Happy birthday, Betty Peterson.
This is a tribute—a warm birthday greeting—to a remarkable woman. Halifax activist Betty Peterson, a social justice crusader who’s been a veteran of countless protests, rallies, vigils, anti-war demonstrations and human-rights campaigns, will soon turn 100 years old.
Peterson was born during the First World War. She grew to despise all wars, march for peace and advocate tirelessly for the underdog.
Born in Pennsylvania in 1917, Peterson and her late husband, Gunnar, were active for years in the Civil Rights movement and other progressive endeavours in Chicago, where they also demonstrated against the Vietnam War. Peterson, an avowed pacifist, and Gunnar were conscientious objectors during the Second World War. She once told a reporter there are no just wars—none—but she did have some sympathy for “freedom fighters” battling a ruthless despot.
She and her husband moved to this province decades ago. The couple had a summer place in Cape Breton prior to resettling in Nova Scotia. They’d become fed up with the way the American government was acting, the Watergate scandal and other U.S. shenanigans.
Gunnar, as the provincial co-ordinator of outdoor recreation, helped lay the groundwork for nature trails in Nova Scotia. He’s been praised posthumously by the legislature for his work in outdoor education. Betty relocated to Halifax from Cape Breton following Gunnar’s death in 1976.

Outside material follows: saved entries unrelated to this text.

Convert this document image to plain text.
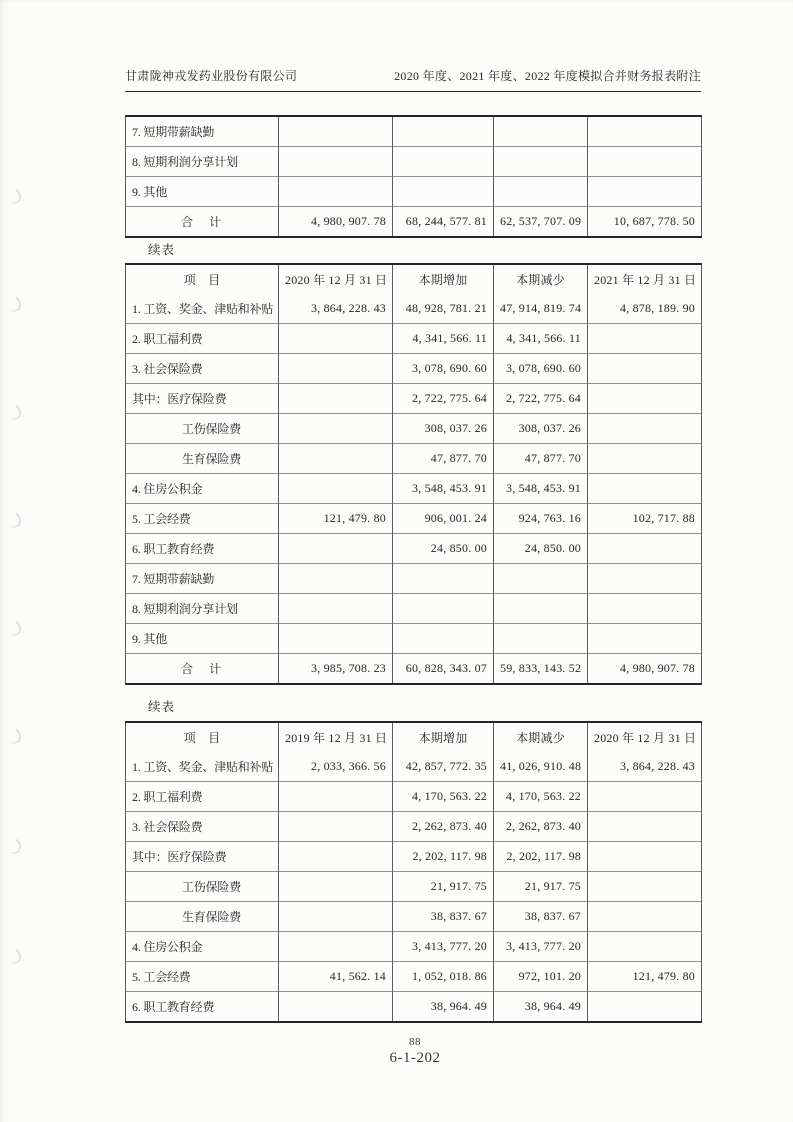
甘肃陇神戎发药业股份有限公司	2020 年度、2021 年度、2022 年度模拟合并财务报表附注
7. 短期带薪缺勤				
8. 短期利润分享计划				
9. 其他				
合　计	4, 980, 907. 78	68, 244, 577. 81	62, 537, 707. 09	10, 687, 778. 50
续表
项　目	2020 年 12 月 31 日	本期增加	本期减少	2021 年 12 月 31 日
1. 工资、奖金、津贴和补贴	3, 864, 228. 43	48, 928, 781. 21	47, 914, 819. 74	4, 878, 189. 90
2. 职工福利费		4, 341, 566. 11	4, 341, 566. 11	
3. 社会保险费		3, 078, 690. 60	3, 078, 690. 60	
其中：医疗保险费		2, 722, 775. 64	2, 722, 775. 64	
工伤保险费		308, 037. 26	308, 037. 26	
生育保险费		47, 877. 70	47, 877. 70	
4. 住房公积金		3, 548, 453. 91	3, 548, 453. 91	
5. 工会经费	121, 479. 80	906, 001. 24	924, 763. 16	102, 717. 88
6. 职工教育经费		24, 850. 00	24, 850. 00	
7. 短期带薪缺勤				
8. 短期利润分享计划				
9. 其他				
合　计	3, 985, 708. 23	60, 828, 343. 07	59, 833, 143. 52	4, 980, 907. 78
续表
项　目	2019 年 12 月 31 日	本期增加	本期减少	2020 年 12 月 31 日
1. 工资、奖金、津贴和补贴	2, 033, 366. 56	42, 857, 772. 35	41, 026, 910. 48	3, 864, 228. 43
2. 职工福利费		4, 170, 563. 22	4, 170, 563. 22	
3. 社会保险费		2, 262, 873. 40	2, 262, 873. 40	
其中：医疗保险费		2, 202, 117. 98	2, 202, 117. 98	
工伤保险费		21, 917. 75	21, 917. 75	
生育保险费		38, 837. 67	38, 837. 67	
4. 住房公积金		3, 413, 777. 20	3, 413, 777. 20	
5. 工会经费	41, 562. 14	1, 052, 018. 86	972, 101. 20	121, 479. 80
6. 职工教育经费		38, 964. 49	38, 964. 49	
88
6-1-202
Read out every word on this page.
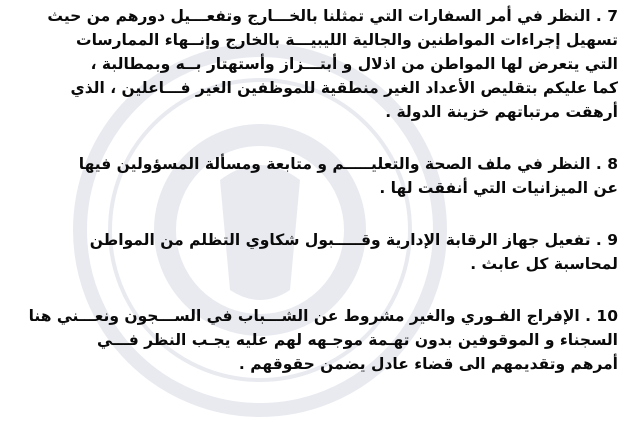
7 . النظر في أمر السفارات التي تمثلنا بالخـــارج وتفعـــيل دورهم من حيث
تسهيل إجراءات المواطنين والجالية الليبيـــة بالخارج وإنــهاء الممارسات
التي يتعرض لها المواطن من اذلال و أبتـــزاز وأستهتار بــه وبمطالبة ،
كما عليكم بتقليص الأعداد الغير منطقية للموظفين الغير فـــاعلين ، الذي
أرهقت مرتباتهم خزينة الدولة .
8 . النظر في ملف الصحة والتعليـــــم و متابعة ومسألة المسؤولين فيها
عن الميزانيات التي أنفقت لها .
9 . تفعيل جهاز الرقابة الإدارية وقـــــبول شكاوي التظلم من المواطن
لمحاسبة كل عابث .
10 . الإفراج الفـوري والغير مشروط عن الشـــباب في الســـجون ونعـــني هنا
السجناء و الموقوفين بدون تهـمة موجـهه لهم عليه يجـب النظر فـــي
أمرهم وتقديمهم الى قضاء عادل يضمن حقوقهم .
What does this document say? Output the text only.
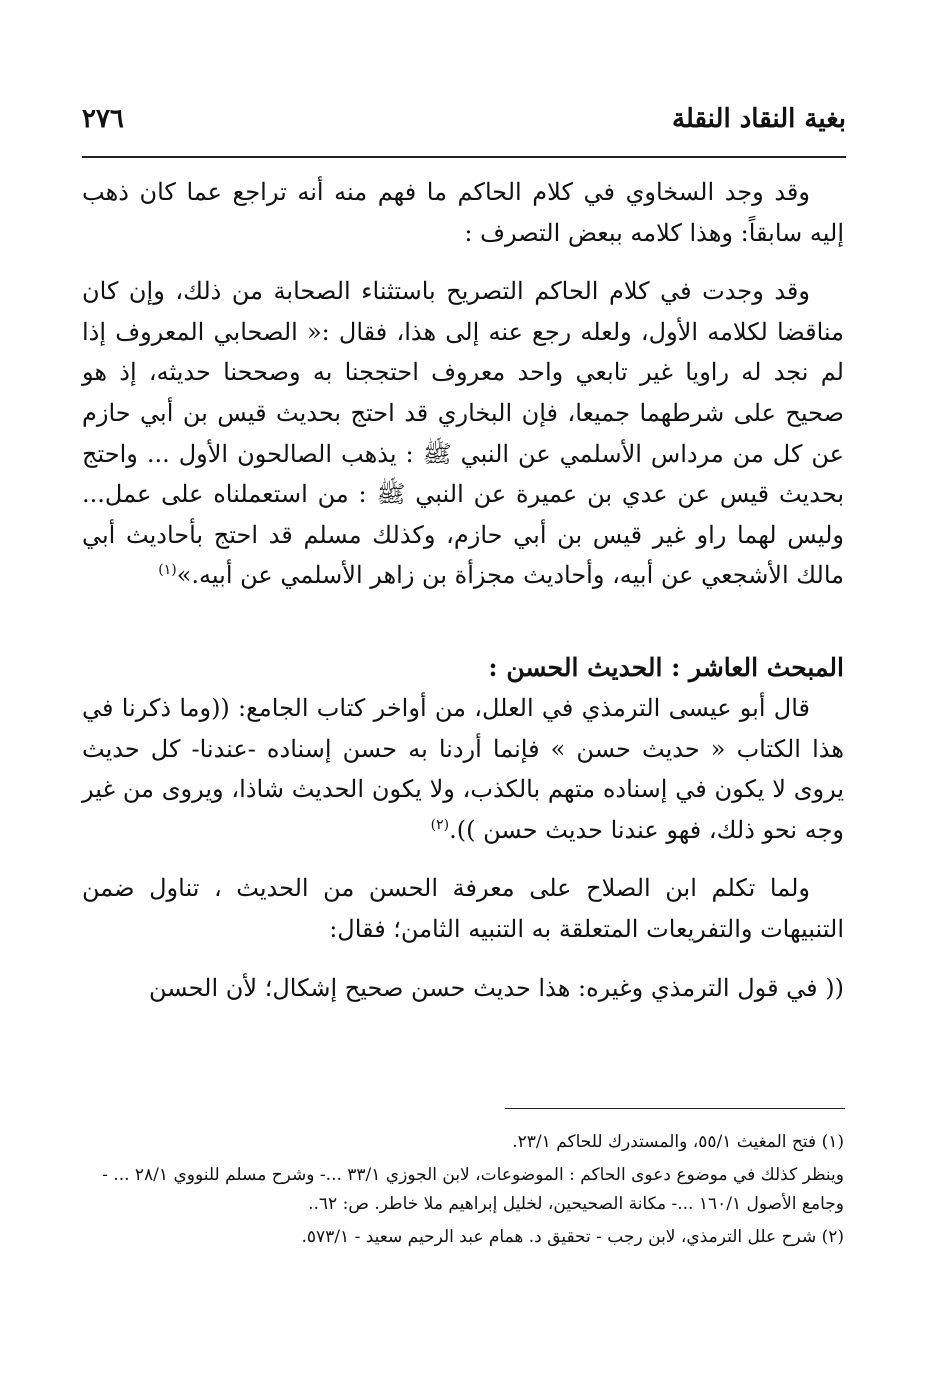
بغية النقاد النقلة
٢٧٦

وقد وجد السخاوي في كلام الحاكم ما فهم منه أنه تراجع عما كان ذهب إليه سابقاً: وهذا كلامه ببعض التصرف :

وقد وجدت في كلام الحاكم التصريح باستثناء الصحابة من ذلك، وإن كان مناقضا لكلامه الأول، ولعله رجع عنه إلى هذا، فقال :« الصحابي المعروف إذا لم نجد له راويا غير تابعي واحد معروف احتججنا به وصححنا حديثه، إذ هو صحيح على شرطهما جميعا، فإن البخاري قد احتج بحديث قيس بن أبي حازم عن كل من مرداس الأسلمي عن النبي ﷺ : يذهب الصالحون الأول ... واحتج بحديث قيس عن عدي بن عميرة عن النبي ﷺ : من استعملناه على عمل... وليس لهما راو غير قيس بن أبي حازم، وكذلك مسلم قد احتج بأحاديث أبي مالك الأشجعي عن أبيه، وأحاديث مجزأة بن زاهر الأسلمي عن أبيه.»$^{(١)}$

المبحث العاشر : الحديث الحسن :

قال أبو عيسى الترمذي في العلل، من أواخر كتاب الجامع: ((وما ذكرنا في هذا الكتاب « حديث حسن » فإنما أردنا به حسن إسناده -عندنا- كل حديث يروى لا يكون في إسناده متهم بالكذب، ولا يكون الحديث شاذا، ويروى من غير وجه نحو ذلك، فهو عندنا حديث حسن )).$^{(٢)}$

ولما تكلم ابن الصلاح على معرفة الحسن من الحديث ، تناول ضمن التنبيهات والتفريعات المتعلقة به التنبيه الثامن؛ فقال:

(( في قول الترمذي وغيره: هذا حديث حسن صحيح إشكال؛ لأن الحسن

(١) فتح المغيث ٥٥/١، والمستدرك للحاكم ٢٣/١.

وينظر كذلك في موضوع دعوى الحاكم : الموضوعات، لابن الجوزي ٣٣/١ ...- وشرح مسلم للنووي ٢٨/١ ... - وجامع الأصول ١٦٠/١ ...- مكانة الصحيحين، لخليل إبراهيم ملا خاطر. ص: ٦٢..

(٢) شرح علل الترمذي، لابن رجب - تحقيق د. همام عبد الرحيم سعيد - ٥٧٣/١.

A role model to a large number of women in Nova Scotia, Peterson is a Quaker who has steadfastly practiced what she’s preached. During her lifetime, she’s been a familiar sight at marches, sit-ins, anti-poverty protests, Indigenous rights activities and other events staged to shine a light on injustice. Those who know her are presented with a diminutive, straight-shooting woman who wears her heart on her sleeve.
Like her close friend and confidante, activist Muriel Duckworth, Peterson has always tried to make the world a better place during her long life. Housemates at one point, both were active in the Nova Scotia chapter of the Canadian Voice of Women for Peace.
“I have faith society must be improved, that we’re here to help each other,” Peterson said in an interview when she was 82 years old.
Some of Peterson’s help extended to causes fought in other regions of Canada, and a couple of her crusades were chronicled in national media reports. In 1988, she travelled to Little Buffalo, Alberta to support an Indigenous band’s land claim battle. Peterson also went to Labrador to take part in a First Nations rights protest with the Innu.
The protest in Alberta led to her arrest, with others, and temporary jailing. Back at home, she has demonstrated against the Halifax International Security Forum, an annual conference that this year runs November 17-19.
Fond of religiously documenting her long history of social activism, Peterson donated files of personal papers dating back to 1980 to the public archives.
“In Nova Scotia, Peterson continued her advocacy, (initiated in the U.S.), for the peace movement (especially with the Voice of Women) and also supported causes concerning the environment, feminism, education, nuclear disarmament and aboriginal rights,” reads the MemoryNS.ca website.
Promoting peace in a military town has been challenging for Peterson and her fellow activists. One group she joined in Halifax, to help push for justice and equality and to protest against war, was the funny-hatted Raging Grannies. She told a journalist when she was in her 80s that she worried the colourful band of greying protesters wouldn’t be taken seriously.
“We try to make our words really meaningful and biting,” Peterson said. “So you get up there and give people a poke in the ribs, a kick in the pants and get the message across.”
Her life, approaching the centennial of her birth, has been inspiring and not gone unrecognized. In 2000, Peterson was awarded an honorary doctorate from Mount Saint Vincent University for her advocacy work. Ten years later, at age 93, she received the 2010 Peace Medallion from the YMCA of Greater Halifax/Dartmouth.
In 2012, she got the Queen Elizabeth II Diamond Jubilee Medal for her decades of activism. In 2014, the Canadian Museum of Immigration at Pier 21 paid tribute to Peterson with a display containing a favourite, protest button-covered shirt she wore to various demonstrations. She said in an interview with The Coast
that the first time she used the message-boosting garment was in 1982, at a massive peace march in New York City.
Peterson’s button collection has a permanent home at Mount Saint Vincent.
Although her commitment has never wavered and her spirit didn’t break, it bent a little when the rare discouragement arose due to a lack of progress in a pet cause.
“I’m the first to admit that you just want to crawl in a hole and cover it up after you,” Peterson acknowledged years ago. “But you cannot do that.”
And she hasn’t.
In 2010, when in her early 90s, Peterson was asked to speak to protesters
in Halifax on matters related to British colonialism, Edward Cornwallis and Indigenous rights. Standing in the rain, she urged everyone to sign a petition started by First Nations people and their supporters. Happy 100th birthday to a great campaigner.